# Profile signatures - Moderators and Site Operators



## Cam (Nov 9, 2009)

I have a question for all those who run the site, or help out. (You are doing a good job at what you are doing by the way) 

What are the limits to People's profile signatures?

I have seen some pretty long and annoying ones, that seem to really lengthen out a thread with huge bodies of text and pictures too.

I personally think about this much space (below) would be enough for a good parameter. Ideas?

.
.
.
.
.
.
.
.
.
.
.
.

I mean, we have some posters on here with like 500x300 pixel pictures, and a wall of information regarding tanks, pets, etc. Definitely don't remove sigs all together, they are awesome. I just think there should be a limit like other forums have. Thanks for your time!


----------



## snyderguy (Feb 9, 2010)

I kind of feel like this directed to me so I deleted my less important tanks..


----------



## FishMatt (May 12, 2010)

I feel this is pointed at me too... So I made mine smaller.


----------



## Revolution1221 (Apr 20, 2010)

haha also think its directed at me but i didn't change anything. and there is a limit on how much you can have. it doesn't really lengthen a thread at all its easy to scroll past it and is actually a nice marker for whose response you are reading. ive got so used to everyones pictures in signatures and such that i dont even have to check the name.


----------



## Cam (Nov 9, 2009)

Sheesh! I wasn't trying to flame anyone here! It wasn't pointed at anyone. lol. I just want to know if there is a limit, because on another forum that I belong to, you get a one week ban if your sig is too big and I want to know the limitations.


----------



## Cam (Nov 9, 2009)

And please *DON'T* delete tanks in your sig. Add them back please.


----------



## Revolution1221 (Apr 20, 2010)

lol thats dumb why would u get banned? why wouldnt they just put a limit on it. there is a certain character limit only thing that sucks is that includes the code to change ur font color or style. problem is it doesnt have limitations for picture size if u input the picture using img code. so when i originally uploaded mine i didt it as i was running out the door to work and didnt check the size so for a day i had a giant sig pic but now its about 1/5 the size.


----------



## Corwin (May 23, 2010)

yeah theres a character limit on sigs... which reminds me i have to update mine

FLAMER! FLAMER! lol jk


----------



## lohachata (Jan 27, 2006)

i often wonder what the importance is of listing every tank and every inhabitant of each tank..maybe it's the inner need to try to impress others..ok..so i got more than 3 fish..just not sure i want to eat up that much space on the page....lol
hmmmmmmm...just a thought ; but maybe i could name each of my fish and post it in my sig....then i could name each of my plants...then each one of my pieces of gravel..
then i could name each of the cool blades of grass in my yard...well..not them ; there are only 3;the rest are weeds..


----------



## Corwin (May 23, 2010)

poor weeds dont get any names


----------



## FishMatt (May 12, 2010)

lohachata said:


> i often wonder what the importance is of listing every tank and every inhabitant of each tank...

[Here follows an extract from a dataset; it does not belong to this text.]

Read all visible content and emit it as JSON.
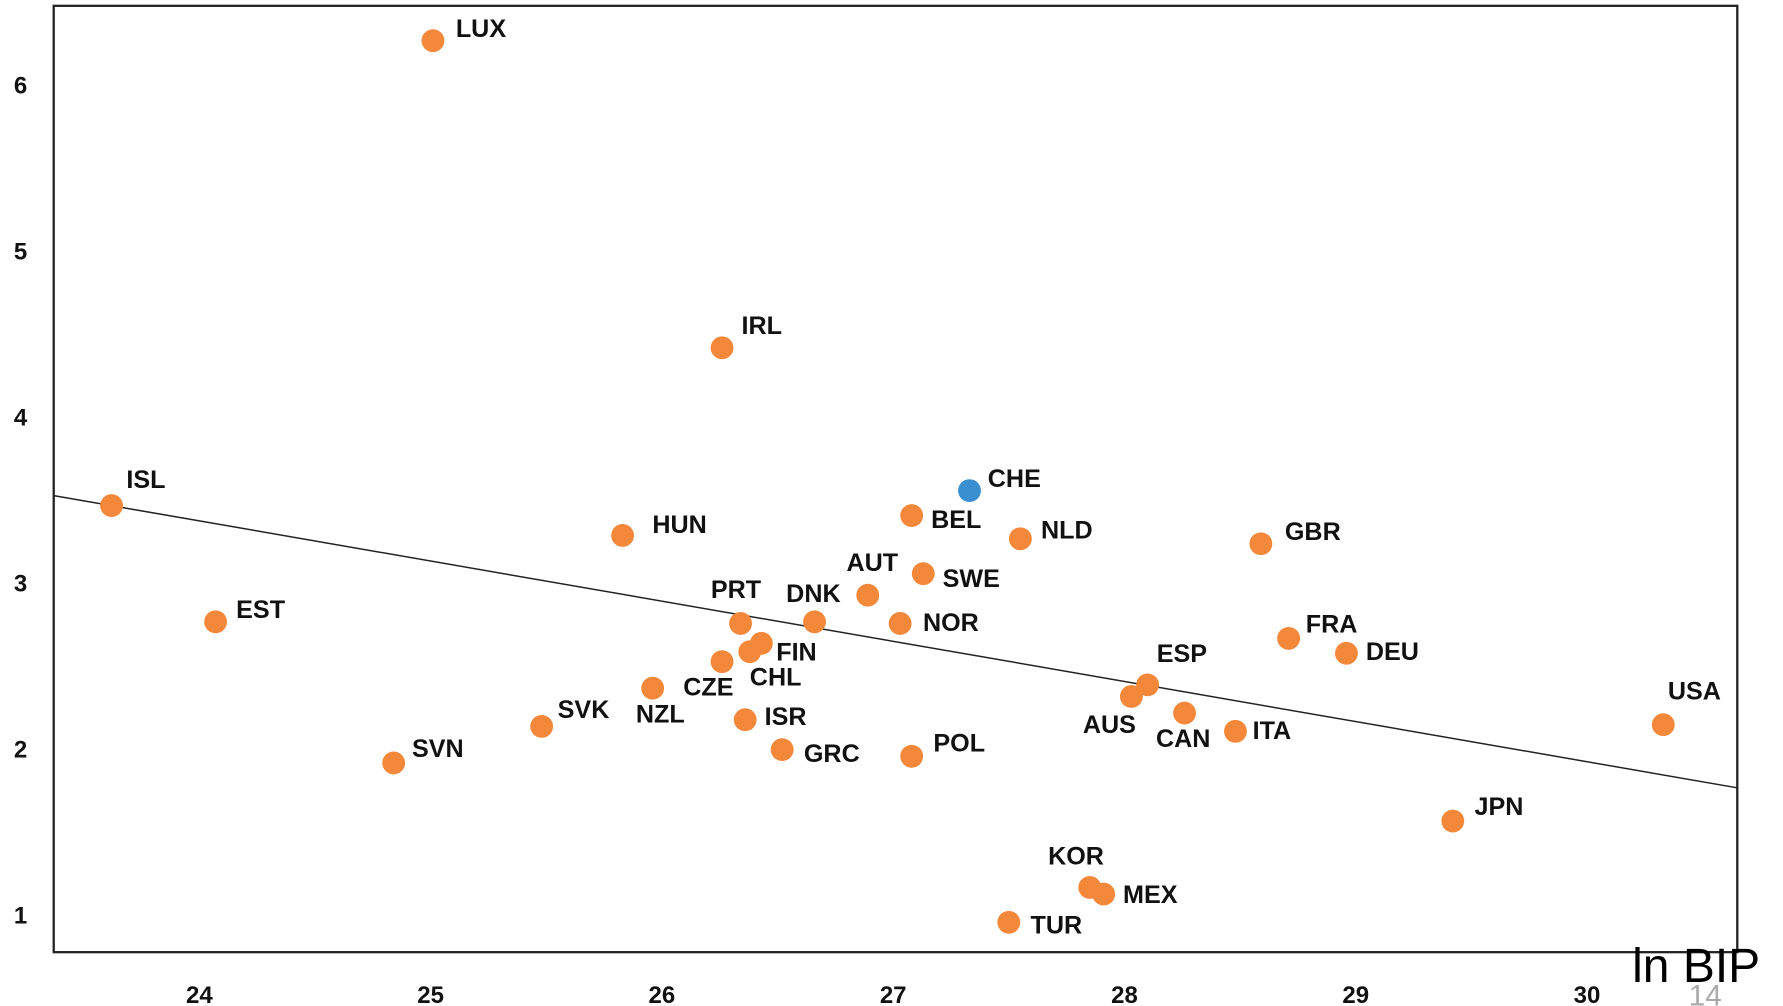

Good point.... I'll maybe change mine to just my tank list and then a joke or a saying.... But that would look kinda odd...


----------



## Cam (Nov 9, 2009)

lohachata said:


> i often wonder what the importance is of listing every tank and every inhabitant of each tank..maybe it's the inner need to try to impress others..ok..so i got more than 3 fish..just not sure i want to eat up that much space on the page....lol
> hmmmmmmm...just a thought ; but maybe i could name each of my fish and post it in my sig....then i could name each of my plants...then each one of my pieces of gravel..
> then i could name each of the cool blades of grass in my yard...well..not them ; there are only 3;the rest are weeds..


Haha, yeah. See plenty of those. I can't say too much with my little shoebox tank.


----------